Según testimonios recientes, ampliados en la prensa internacional, el litro de combustible puede alcanzar hasta 4.000 pesos cubanos, una cifra que supera incluso el salario medio mensual, estimado en torno a los 3.000 pesos.
Esta desproporción refleja una realidad cada vez más difícil para los ciudadanos, que enfrentan un encarecimiento generalizado del costo de vida.
La falta de combustible en los canales oficiales ha impulsado el crecimiento del mercado informal, donde los precios se fijan por la escasez y la alta demanda.
En este contexto, adquirir gasolina se ha vuelto un lujo inaccesible para la mayoría, afectando no solo la movilidad individual, sino también actividades económicas clave como el transporte de alimentos, servicios básicos y la generación eléctrica alternativa.

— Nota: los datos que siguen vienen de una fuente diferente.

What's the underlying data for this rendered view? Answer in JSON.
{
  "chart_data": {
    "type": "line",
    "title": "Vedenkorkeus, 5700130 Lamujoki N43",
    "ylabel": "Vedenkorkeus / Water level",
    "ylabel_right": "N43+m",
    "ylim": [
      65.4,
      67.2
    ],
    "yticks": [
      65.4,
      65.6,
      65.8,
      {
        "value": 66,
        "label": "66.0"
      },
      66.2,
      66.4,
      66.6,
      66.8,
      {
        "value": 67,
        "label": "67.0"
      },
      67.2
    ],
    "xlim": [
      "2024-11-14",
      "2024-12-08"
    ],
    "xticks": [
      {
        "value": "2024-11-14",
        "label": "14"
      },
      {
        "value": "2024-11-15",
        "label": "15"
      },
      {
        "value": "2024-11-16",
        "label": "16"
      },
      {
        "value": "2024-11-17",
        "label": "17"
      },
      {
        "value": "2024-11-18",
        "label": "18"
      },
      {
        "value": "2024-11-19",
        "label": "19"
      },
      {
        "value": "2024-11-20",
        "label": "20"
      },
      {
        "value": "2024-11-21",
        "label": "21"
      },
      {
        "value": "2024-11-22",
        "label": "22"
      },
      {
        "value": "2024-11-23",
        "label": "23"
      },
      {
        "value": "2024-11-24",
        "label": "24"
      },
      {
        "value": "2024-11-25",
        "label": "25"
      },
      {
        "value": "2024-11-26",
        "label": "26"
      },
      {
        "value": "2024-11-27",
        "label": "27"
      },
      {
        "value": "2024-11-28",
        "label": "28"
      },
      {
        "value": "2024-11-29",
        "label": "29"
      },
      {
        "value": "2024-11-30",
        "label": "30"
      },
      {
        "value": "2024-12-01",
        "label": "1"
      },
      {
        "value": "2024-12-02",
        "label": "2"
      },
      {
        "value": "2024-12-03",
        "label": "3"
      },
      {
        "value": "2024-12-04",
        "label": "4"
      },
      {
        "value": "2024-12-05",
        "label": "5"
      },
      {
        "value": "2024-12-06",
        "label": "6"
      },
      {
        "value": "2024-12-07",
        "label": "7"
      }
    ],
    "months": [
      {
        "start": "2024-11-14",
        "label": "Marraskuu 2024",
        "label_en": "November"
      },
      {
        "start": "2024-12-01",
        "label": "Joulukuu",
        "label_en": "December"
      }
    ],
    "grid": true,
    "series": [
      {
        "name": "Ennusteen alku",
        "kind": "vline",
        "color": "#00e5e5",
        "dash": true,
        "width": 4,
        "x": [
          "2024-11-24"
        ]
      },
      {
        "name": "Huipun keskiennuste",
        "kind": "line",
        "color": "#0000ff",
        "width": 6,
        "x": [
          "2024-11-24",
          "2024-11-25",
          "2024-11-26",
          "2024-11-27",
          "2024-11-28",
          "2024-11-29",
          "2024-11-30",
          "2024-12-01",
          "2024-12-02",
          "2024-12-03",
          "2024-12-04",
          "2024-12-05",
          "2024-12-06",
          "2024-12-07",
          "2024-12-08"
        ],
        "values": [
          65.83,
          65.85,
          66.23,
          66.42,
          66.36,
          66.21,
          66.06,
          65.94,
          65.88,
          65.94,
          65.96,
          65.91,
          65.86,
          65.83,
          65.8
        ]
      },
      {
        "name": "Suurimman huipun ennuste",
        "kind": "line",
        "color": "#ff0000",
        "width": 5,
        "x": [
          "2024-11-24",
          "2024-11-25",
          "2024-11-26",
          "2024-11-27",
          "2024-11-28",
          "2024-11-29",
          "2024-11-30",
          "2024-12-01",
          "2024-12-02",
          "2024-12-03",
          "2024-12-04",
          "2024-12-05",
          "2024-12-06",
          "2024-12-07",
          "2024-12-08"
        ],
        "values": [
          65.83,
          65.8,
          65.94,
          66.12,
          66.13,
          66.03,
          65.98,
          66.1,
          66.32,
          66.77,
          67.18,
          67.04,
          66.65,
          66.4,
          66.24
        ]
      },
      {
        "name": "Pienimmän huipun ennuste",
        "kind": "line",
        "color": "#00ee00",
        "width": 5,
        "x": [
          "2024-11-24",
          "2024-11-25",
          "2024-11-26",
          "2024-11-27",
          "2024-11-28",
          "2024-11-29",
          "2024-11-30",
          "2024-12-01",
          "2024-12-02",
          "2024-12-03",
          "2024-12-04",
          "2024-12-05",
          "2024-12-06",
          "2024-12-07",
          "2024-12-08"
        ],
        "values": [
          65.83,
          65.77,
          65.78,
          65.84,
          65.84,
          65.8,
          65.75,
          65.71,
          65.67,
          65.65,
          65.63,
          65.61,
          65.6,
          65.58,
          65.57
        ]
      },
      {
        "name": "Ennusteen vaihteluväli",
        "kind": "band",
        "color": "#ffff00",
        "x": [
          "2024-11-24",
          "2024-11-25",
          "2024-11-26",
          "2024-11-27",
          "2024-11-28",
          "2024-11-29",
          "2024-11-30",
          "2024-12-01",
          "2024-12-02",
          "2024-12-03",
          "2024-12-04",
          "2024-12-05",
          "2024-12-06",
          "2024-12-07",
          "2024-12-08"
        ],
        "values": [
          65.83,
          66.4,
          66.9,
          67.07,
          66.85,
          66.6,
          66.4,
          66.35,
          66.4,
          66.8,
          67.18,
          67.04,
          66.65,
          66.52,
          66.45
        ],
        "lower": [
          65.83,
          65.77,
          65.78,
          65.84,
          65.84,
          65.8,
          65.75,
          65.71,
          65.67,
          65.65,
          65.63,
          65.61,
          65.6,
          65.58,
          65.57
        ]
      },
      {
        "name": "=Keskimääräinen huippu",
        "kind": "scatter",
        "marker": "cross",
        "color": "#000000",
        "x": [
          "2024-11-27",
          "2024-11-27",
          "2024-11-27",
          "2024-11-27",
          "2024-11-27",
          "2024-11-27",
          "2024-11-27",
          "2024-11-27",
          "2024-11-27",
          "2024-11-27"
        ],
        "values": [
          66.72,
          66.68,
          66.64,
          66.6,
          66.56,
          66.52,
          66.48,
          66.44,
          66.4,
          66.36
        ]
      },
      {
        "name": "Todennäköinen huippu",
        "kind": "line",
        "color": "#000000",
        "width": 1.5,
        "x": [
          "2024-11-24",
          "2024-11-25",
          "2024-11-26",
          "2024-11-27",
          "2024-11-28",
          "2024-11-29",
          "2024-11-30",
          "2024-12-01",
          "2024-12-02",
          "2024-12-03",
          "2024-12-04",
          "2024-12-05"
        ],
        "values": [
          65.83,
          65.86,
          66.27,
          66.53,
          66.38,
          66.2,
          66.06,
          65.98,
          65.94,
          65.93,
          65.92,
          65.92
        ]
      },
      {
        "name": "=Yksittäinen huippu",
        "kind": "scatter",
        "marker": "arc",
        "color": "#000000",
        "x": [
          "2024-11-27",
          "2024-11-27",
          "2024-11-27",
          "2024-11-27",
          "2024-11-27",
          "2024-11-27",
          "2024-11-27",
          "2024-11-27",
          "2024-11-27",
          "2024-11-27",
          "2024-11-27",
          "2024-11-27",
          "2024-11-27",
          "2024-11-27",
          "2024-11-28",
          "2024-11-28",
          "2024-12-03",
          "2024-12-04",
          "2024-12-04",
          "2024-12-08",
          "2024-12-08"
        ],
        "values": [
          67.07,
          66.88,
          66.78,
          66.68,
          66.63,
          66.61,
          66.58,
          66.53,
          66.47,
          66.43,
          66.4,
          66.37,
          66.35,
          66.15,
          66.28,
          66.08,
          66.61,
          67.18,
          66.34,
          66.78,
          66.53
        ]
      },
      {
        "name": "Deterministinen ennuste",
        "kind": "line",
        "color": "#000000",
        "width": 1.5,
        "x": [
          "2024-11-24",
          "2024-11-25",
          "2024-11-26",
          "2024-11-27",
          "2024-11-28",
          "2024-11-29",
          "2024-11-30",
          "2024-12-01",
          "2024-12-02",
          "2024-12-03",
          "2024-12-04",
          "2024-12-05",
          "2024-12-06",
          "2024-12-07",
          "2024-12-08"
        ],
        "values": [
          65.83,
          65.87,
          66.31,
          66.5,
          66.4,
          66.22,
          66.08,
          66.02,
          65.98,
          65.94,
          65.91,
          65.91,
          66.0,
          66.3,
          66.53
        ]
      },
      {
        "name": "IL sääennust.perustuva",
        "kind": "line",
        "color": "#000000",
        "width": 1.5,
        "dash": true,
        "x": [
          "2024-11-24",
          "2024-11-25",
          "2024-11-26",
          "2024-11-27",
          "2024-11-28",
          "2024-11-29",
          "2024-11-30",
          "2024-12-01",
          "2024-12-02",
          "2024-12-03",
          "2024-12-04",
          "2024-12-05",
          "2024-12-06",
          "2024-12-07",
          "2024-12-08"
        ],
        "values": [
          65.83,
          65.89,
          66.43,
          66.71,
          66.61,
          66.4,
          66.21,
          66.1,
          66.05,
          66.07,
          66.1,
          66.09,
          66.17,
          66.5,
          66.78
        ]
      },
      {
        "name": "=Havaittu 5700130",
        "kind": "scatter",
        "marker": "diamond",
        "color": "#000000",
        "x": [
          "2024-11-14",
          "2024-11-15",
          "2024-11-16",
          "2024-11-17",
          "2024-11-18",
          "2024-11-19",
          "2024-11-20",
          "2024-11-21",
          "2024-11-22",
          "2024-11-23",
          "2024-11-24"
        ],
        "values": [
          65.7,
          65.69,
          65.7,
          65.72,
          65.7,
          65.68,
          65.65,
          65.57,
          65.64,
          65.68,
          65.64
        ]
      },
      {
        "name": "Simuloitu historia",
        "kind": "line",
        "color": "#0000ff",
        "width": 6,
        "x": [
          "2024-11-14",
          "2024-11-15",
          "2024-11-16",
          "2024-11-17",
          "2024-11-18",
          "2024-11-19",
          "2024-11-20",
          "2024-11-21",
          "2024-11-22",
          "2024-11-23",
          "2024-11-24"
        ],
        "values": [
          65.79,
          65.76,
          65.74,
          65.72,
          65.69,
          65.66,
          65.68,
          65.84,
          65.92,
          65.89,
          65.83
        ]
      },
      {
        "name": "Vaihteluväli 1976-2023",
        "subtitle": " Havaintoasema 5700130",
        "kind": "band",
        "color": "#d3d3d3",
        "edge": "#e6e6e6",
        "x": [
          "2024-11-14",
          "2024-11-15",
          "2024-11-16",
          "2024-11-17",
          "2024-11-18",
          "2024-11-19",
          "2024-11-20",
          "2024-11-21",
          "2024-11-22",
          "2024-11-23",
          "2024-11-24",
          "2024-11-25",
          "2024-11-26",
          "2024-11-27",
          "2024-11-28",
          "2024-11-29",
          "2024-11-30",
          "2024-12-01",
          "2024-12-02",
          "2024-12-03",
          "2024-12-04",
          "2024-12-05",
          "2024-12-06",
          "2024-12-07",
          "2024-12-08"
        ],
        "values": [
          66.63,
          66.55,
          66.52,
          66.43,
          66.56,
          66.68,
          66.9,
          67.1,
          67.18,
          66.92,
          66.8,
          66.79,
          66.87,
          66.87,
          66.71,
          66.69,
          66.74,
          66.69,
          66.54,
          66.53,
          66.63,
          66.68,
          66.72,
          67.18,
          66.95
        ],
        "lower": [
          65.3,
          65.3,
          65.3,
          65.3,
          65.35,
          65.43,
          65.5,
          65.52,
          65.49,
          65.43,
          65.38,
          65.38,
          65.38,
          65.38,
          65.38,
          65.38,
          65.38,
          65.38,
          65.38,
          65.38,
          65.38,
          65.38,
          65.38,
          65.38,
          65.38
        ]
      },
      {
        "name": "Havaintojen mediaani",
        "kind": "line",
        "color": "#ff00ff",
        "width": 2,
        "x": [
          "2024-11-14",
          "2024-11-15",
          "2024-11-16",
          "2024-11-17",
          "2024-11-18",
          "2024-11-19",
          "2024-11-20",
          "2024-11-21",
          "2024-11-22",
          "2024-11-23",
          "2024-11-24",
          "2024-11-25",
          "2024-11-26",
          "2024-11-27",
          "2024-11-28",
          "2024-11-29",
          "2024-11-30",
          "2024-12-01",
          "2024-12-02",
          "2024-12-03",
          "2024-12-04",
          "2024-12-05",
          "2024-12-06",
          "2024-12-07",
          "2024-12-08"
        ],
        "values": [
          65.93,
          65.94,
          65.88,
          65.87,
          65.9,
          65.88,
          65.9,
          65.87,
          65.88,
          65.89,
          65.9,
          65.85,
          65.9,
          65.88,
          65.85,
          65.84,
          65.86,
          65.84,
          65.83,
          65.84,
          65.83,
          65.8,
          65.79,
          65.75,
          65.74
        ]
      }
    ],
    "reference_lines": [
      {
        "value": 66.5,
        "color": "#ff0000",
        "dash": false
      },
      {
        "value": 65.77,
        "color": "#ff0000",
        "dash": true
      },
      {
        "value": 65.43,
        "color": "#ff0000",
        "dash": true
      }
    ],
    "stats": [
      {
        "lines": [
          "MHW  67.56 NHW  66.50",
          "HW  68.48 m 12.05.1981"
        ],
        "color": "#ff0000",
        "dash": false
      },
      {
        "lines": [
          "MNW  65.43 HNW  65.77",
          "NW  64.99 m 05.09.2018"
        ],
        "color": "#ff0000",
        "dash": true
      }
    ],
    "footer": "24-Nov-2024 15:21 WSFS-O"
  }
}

La crisis energética en la isla agrava aún más la situación. Los constantes apagones, que en algunas zonas limitan el suministro eléctrico a apenas unas pocas horas al día, obligan a muchas familias a recurrir a soluciones improvisadas. En este escenario, el combustible adquiere un valor estratégico, lo que explica su elevado precio en el mercado negro.
A la par, el incremento del precio de la gasolina está estrechamente vinculado con la inflación en otros productos esenciales. Alimentos básicos como el pollo o la leche han experimentado subidas significativas, en parte debido al encarecimiento del transporte y la distribución. Esto genera un efecto dominó que golpea directamente el poder adquisitivo de la población.
La situación se vuelve aún más crítica al considerar que gran parte de los ingresos no alcanza para cubrir necesidades básicas. Testimonios señalan que muchas personas se ven obligadas a recurrir a alternativas extremas para alimentarse, lo que evidencia un deterioro significativo en las condiciones de vida.
Además, el mercado informal no ofrece garantías ni estabilidad en los precios. Estos pueden variar rápidamente dependiendo de la disponibilidad de combustible, la presión de la demanda y el contexto económico general. En ausencia de una oferta estatal suficiente, este circuito paralelo continúa expandiéndose como única opción para muchos.
El precio de la gasolina en Cuba no es solo un dato económico, sino un reflejo de una crisis estructural que impacta todos los ámbitos de la vida cotidiana. La combinación de escasez, bajos salarios e inflación configura un escenario complejo que mantiene a la población en una constante lucha por la supervivencia.